Following appellant's plea of mental incompetency to stand trial, a special jury was empanelled and it found that he was competent. Appellant and a co-indictee were then brought to trial before a jury on two counts of armed robbery. Appellant appeals from the trial court's judgments of conviction and sentences entered on the guilty verdicts returned by the jury.

*75 1. The trial court's failure to charge the competency jury, without request, on the consequences of finding appellant competent or incompetent to stand trial is enumerated as error.

OCGA § 17-7-130 is the controlling statutory provision as to the issue of the competency of a criminal defendant to stand trial. OCGA § 17-7-130 contains no statutory mandate that the trial court charge the competency jury on the consequences of its possible verdicts. Compare OCGA § 17-7-131, regarding the plea of insanity or mental incompetency as a defense to criminal responsibility. In the absence of any such statutory requirement, we find no error in the trial court's failure to give such a charge. This would be especially true where, as here, there was neither a request for such a charge nor an objection to the failure to give such a charge.

2. Appellant enumerates as error the trial court's failure to instruct the competency jury as to the opinion testimony of lay witnesses. Appellant requested no such charge. He urges, however, that, even without request, the trial court should have balanced its charge on expert witnesses with a charge on lay opinion testimony.

The charge that was given by the trial court as to expert witnesses did not overly emphasize the probity of their testimony or imply that the opinions of lay witnesses were not to be considered. Inasmuch as the instruction that was given by the trial court could not have misled or confused the competency jury, and there being no timely written request for a separate charge on lay opinion testimony, we find no error. See generally Sears v. Smith, 221 Ga. 47, 49 (9) (142 SE2d 792) (1965).

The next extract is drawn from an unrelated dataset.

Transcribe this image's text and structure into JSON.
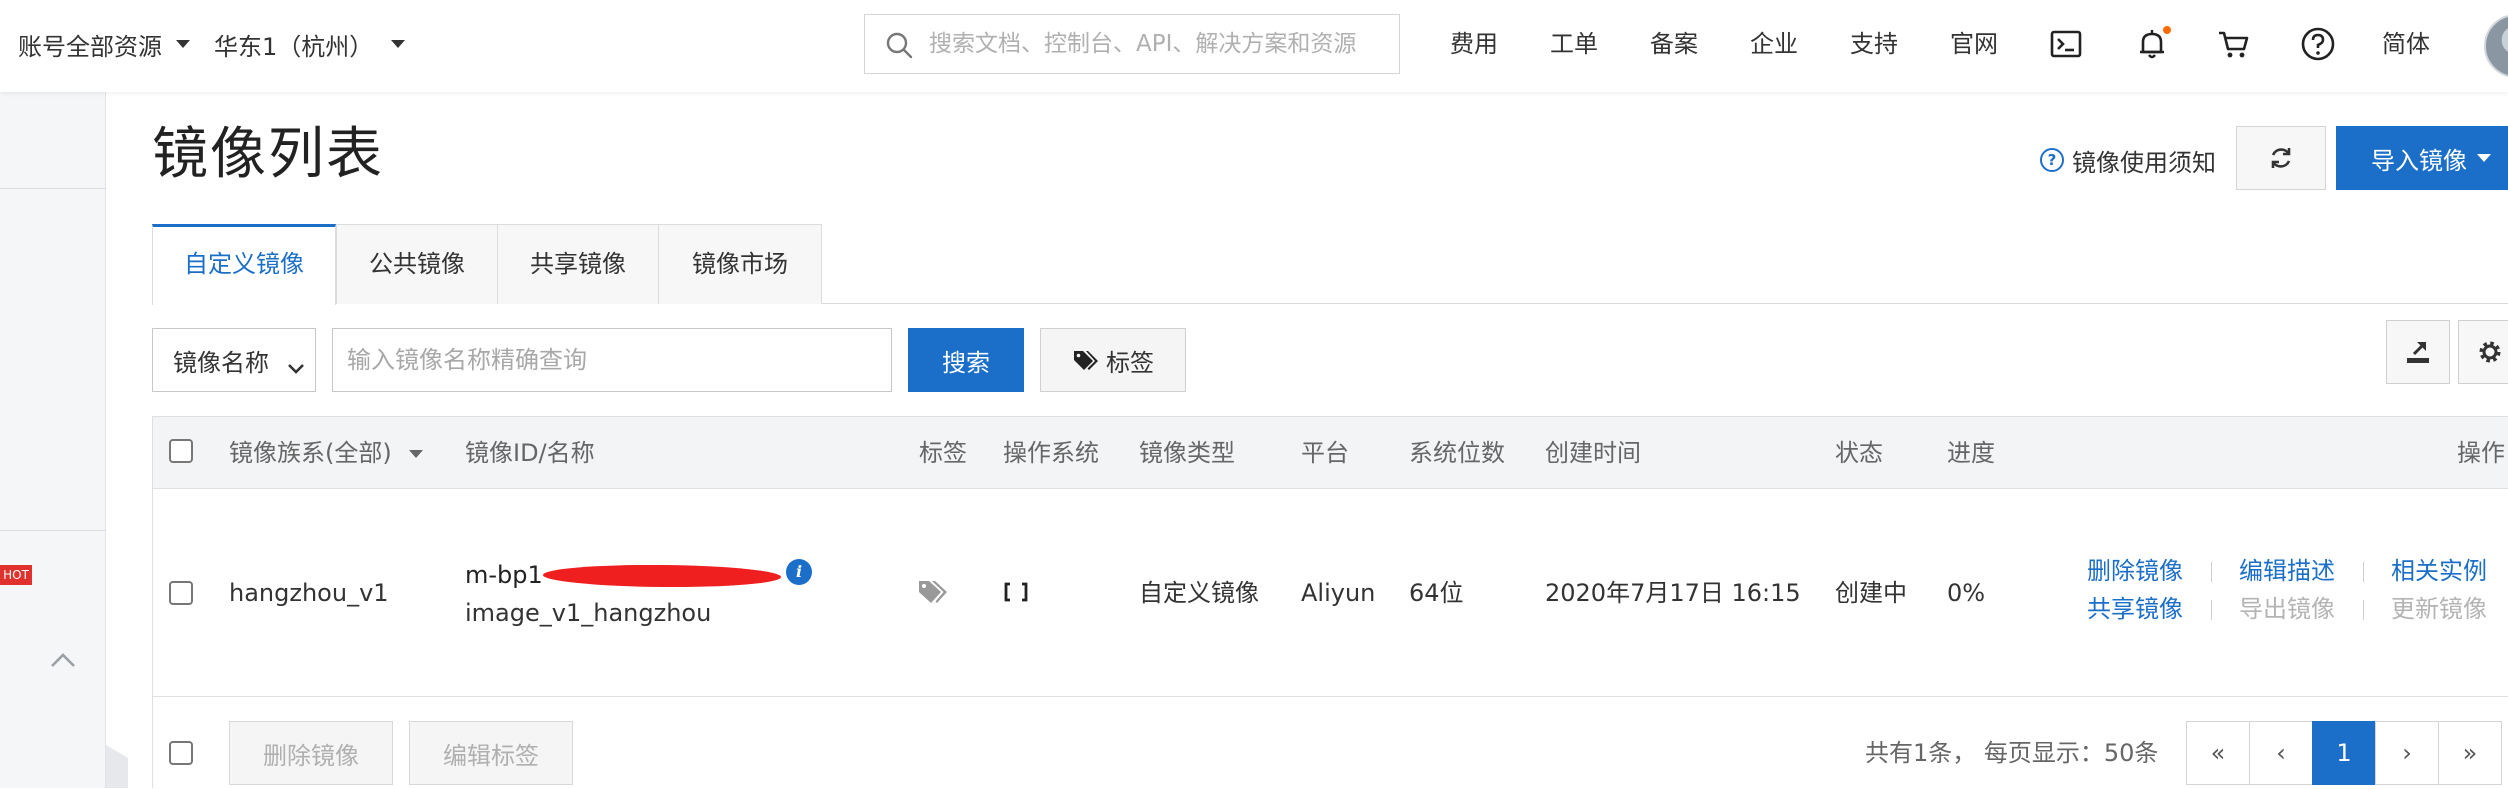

3. Appellant enumerates the general grounds. As to each robbery, the State produced substantial evidence of appellant's guilt. After a review of the entire record, we find that a rational trior of fact could reasonably have found appellant guilty, beyond a reasonable doubt, of committing the two armed robberies with which he was charged. Jackson v. Virginia, 443 U.S. 307 (99 SC 2781, 61 LE2d 560) (1979).

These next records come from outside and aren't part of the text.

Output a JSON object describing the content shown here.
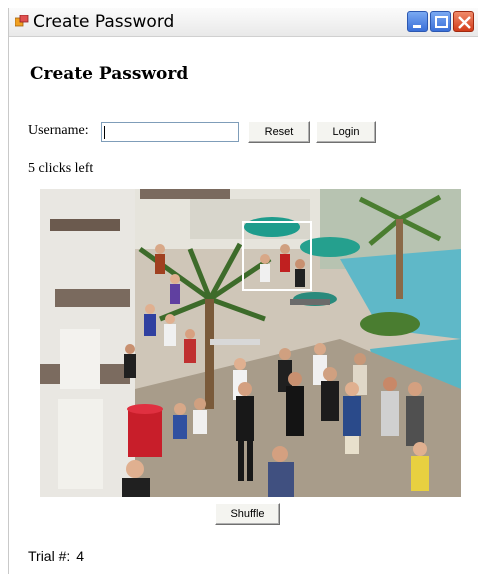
{
  "window": {
    "title": "Create Password"
  },
  "form": {
    "heading": "Create Password",
    "username_label": "Username:",
    "username_value": "",
    "reset_label": "Reset",
    "login_label": "Login",
    "clicks_text": "5 clicks left"
  },
  "photo": {
    "description_icon": "crowd-plaza-photo"
  },
  "footer": {
    "shuffle_label": "Shuffle",
    "trial_label": "Trial #:",
    "trial_value": "4"
  },
  "colors": {
    "title_bar": "#efefef",
    "close_button": "#d23c1a",
    "min_max_button": "#3a6fd8",
    "selection_box": "#ffffff"
  }
}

4. Appellant enumerates as error the denial of his motion to sever his trial from that of a co-defendant.

"[OCGA § 17-8-4] provides that `[w]hen two or more defendants are jointly indicted ... for a felony less than capital ... defendants may be tried jointly or separately in the discretion of the trial court ...' [Cits.] Our Supreme Court, ... [has] found that the trial judge must exercise his discretion in each particular case, `[b]ut the burden is on the defendant requesting the severance to do more than raise the possibility that a separate trial would give him a better chance of acquittal. [Cit.] He must make a clear showing of prejudice and a consequent denial of due process.' [Cit.] They set forth a three-part standard: (1) `Will the number of defendants create confusion of the evidence and law applicable to each individual defendant? (2) Is there a *76 danger that evidence admissible against one defendant will be considered against another despite the admonitory precaution of the court? (3) Are the defenses of the defendants antagonistic to each other or to each other's rights?' [Cit.] We answer each question in the negative ... [W]e find no error." Stevens v. State, 165 Ga. App. 814, 816-817 (3) (302 SE2d 724) (1983). See also Stephens v. State, 170 Ga. App. 267 (1) (316 SE2d 847) (1984).

Judgment affirmed. Banke, P. J., and Benham, J., concur.